The Latest On Lawful Access

Dear Consultation Committee:

I am writing on behalf of the British Columbia Civil Liberties Association (BCCLA). Our Association has made previous submissions during the consultation processes on lawful access held in 2002 and 2005. There is no change in our substantive submission on the issue of what is now being re-branded as “customer name and address information” (“CNA information”), previously known as “subscriber information”. We remain adamantly opposed to the lowering of the standard for police access to this personal information. It is our submission that the proposal is a significant expansion of police powers that has never been justified and would clearly violate citizens’ rights.

There is no demonstrated need for this significant expansion of police powers

Law enforcement agencies have lobbied for years to acquire the ability to demand access to personal information of customers of telecommunication service providers (TSP’s). As noted by numerous commentators, a need for the proposed expanded police powers has never been demonstrated.

Rather than evidence that warrantless access to customers’ personal information is needed, the current consultation echoes the previous ones in merely citing hypothetical illustrations. The first example cited in the current consultation backgrounder is a non-investigative situation in which the police are unable to compel customers’ personal information from a ‘non-cooperative’ TSP and as a result are unable to locate next-of-kin in emergency situations. The relevance of this example is dependent on a series of curious assumptions, starting with the assumption that it is these kinds of circumstances in which TSP’s are exercising their lawful discretion to require a warrant before releasing customers’ personal information. We note that public interest and safety disclosures are currently fully provided for in privacy legislation and we are unaware of any evidence that these provisions are not being appropriately used. Further, in addressing the often-alluded-to example of a safety emergency, the police can conduct warrantless searches in cases of exigent circumstances, which include an urgent threat of serious harm to any person or property.

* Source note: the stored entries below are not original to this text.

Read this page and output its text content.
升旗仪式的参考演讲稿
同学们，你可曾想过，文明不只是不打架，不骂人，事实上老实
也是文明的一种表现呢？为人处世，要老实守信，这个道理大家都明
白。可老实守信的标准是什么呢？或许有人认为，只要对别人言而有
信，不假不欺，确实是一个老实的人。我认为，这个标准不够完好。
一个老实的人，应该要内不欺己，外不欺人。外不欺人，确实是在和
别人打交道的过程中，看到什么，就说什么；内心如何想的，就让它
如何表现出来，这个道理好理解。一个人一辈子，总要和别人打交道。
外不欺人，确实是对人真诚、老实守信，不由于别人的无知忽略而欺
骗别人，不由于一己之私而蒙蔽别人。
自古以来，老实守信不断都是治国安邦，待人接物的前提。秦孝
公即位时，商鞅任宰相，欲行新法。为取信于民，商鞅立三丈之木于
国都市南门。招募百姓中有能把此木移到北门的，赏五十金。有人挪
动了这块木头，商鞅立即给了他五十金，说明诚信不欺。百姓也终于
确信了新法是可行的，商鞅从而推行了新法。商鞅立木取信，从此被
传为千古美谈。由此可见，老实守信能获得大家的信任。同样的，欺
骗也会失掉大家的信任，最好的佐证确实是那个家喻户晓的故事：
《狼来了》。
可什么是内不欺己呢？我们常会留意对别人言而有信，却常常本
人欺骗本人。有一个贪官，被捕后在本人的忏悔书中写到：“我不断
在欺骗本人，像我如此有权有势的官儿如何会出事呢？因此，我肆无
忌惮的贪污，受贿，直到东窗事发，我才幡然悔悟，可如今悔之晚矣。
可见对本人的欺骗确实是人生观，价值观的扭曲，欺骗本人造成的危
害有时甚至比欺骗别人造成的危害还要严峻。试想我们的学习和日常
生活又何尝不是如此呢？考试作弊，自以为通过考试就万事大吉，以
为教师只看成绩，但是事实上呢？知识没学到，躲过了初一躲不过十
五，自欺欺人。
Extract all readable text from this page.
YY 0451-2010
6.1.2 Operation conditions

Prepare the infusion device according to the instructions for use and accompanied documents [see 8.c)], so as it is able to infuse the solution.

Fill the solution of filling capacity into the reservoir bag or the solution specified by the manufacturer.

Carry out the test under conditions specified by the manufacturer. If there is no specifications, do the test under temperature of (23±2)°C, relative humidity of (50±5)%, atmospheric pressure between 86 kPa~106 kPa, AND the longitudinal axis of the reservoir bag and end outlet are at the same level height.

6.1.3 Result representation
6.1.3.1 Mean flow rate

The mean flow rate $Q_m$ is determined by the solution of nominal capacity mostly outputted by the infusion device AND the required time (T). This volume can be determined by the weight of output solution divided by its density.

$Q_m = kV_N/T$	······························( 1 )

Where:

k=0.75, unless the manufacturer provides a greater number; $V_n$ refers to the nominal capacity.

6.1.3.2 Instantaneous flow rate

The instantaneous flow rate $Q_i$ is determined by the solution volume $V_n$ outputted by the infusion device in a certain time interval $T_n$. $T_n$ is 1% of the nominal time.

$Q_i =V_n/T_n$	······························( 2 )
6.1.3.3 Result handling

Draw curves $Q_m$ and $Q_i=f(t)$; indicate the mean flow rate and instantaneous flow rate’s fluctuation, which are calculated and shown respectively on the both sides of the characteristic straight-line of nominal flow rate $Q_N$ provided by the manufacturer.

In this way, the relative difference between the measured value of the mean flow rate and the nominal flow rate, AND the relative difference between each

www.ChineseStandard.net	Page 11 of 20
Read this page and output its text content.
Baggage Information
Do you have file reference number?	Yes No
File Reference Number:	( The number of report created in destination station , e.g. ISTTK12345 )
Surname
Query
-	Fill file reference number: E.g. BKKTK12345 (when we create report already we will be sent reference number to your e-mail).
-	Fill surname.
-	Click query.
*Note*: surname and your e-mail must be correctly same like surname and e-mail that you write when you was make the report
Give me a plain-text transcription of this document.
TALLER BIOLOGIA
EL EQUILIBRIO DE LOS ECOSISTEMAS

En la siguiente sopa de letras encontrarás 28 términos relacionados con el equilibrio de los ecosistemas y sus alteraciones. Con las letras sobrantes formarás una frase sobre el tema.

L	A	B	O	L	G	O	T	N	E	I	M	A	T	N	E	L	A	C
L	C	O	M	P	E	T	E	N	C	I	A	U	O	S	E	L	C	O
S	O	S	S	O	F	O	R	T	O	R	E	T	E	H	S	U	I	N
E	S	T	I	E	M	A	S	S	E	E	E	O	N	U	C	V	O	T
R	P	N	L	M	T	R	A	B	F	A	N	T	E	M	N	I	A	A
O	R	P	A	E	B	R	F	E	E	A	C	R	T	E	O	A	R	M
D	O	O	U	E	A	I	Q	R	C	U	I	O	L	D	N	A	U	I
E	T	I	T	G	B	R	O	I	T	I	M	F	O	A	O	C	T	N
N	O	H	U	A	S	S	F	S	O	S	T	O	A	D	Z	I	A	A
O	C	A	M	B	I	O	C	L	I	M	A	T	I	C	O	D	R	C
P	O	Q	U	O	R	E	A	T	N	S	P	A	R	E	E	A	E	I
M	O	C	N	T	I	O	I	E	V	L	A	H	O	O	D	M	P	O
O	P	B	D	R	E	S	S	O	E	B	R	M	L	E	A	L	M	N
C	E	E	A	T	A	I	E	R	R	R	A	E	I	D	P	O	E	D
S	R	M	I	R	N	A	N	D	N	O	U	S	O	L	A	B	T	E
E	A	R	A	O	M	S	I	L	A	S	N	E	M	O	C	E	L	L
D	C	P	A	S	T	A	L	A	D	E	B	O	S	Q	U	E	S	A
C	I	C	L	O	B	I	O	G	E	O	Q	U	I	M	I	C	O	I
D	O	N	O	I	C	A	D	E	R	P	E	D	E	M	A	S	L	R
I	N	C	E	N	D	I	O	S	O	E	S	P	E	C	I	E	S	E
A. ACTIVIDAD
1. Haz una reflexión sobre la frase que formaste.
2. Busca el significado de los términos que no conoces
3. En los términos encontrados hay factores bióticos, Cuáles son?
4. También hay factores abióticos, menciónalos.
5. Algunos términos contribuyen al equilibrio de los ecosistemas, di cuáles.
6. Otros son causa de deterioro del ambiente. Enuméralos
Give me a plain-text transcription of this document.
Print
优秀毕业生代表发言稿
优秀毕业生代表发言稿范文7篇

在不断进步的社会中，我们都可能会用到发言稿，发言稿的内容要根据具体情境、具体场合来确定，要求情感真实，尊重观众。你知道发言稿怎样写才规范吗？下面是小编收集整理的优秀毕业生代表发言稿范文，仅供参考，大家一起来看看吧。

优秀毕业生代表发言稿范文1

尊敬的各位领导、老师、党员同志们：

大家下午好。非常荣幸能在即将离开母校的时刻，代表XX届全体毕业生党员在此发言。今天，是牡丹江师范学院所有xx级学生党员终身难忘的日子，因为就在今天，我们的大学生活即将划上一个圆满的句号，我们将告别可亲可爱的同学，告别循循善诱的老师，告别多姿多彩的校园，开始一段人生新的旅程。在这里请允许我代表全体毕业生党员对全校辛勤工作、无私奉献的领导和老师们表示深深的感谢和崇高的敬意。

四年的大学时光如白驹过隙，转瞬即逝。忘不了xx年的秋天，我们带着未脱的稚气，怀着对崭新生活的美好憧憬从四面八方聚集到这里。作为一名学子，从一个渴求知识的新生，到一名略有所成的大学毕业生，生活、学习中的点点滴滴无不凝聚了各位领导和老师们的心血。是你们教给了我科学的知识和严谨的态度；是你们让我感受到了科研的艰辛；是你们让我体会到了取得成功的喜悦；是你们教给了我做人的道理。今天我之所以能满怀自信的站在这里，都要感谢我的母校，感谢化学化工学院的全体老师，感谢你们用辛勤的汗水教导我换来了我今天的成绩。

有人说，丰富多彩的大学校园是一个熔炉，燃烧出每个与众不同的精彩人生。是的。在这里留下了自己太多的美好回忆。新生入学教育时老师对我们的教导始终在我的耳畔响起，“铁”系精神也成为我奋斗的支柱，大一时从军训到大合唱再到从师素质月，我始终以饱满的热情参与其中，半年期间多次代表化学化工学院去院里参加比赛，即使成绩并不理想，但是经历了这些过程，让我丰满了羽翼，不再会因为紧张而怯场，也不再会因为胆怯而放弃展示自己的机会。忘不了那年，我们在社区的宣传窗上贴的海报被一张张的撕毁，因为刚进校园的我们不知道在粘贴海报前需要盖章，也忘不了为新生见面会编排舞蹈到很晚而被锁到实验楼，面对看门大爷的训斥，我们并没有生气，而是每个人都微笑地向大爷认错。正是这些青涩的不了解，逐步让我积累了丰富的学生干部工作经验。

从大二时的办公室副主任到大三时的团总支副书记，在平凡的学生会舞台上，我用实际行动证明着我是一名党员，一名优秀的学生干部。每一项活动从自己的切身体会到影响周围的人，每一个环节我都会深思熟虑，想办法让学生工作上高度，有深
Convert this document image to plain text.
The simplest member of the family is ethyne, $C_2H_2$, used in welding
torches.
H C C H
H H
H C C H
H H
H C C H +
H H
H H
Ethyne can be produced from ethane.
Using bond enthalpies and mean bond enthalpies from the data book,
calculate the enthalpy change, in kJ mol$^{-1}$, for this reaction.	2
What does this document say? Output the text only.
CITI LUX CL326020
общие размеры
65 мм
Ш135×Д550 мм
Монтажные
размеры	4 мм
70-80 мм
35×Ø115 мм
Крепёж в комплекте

Along with many other organizations, we have frequently called for evidence that shows that current laws are inadequate in the kinds of scenarios cited by proponents of information-on-demand. Half a decade after the first of these consultations, the case has yet to be made.

There is a reasonable expectation of privacy over this personal information

Police spokespersons frequently comment in the media to the effect that the information at issue is no more sensitive than the information found in the phone book. This is false and misleading. The following items are set out in the consultation document to illustrate the scope of the information being sought by police on demand:
– name
– address(es)
– ten-digit telephone numbers (wireline and wireless)
– cell-phone identifiers
– email address(es)
– IP address; and/or
– Identification of the TSP that owns the telephone number or the IP address used by the customer

These “basic identifiers” (as the consultation document refers to them) are a potentially very rich source of data on a given individual. Privacy experts have long maintained that the proponents of lawful access expansion adopt a disingenuously naïve position on the privacy value of these “identifiers”. It is an apparent contradiction to say that the information has nugatory privacy value and yet significant value for investigative and other purposes.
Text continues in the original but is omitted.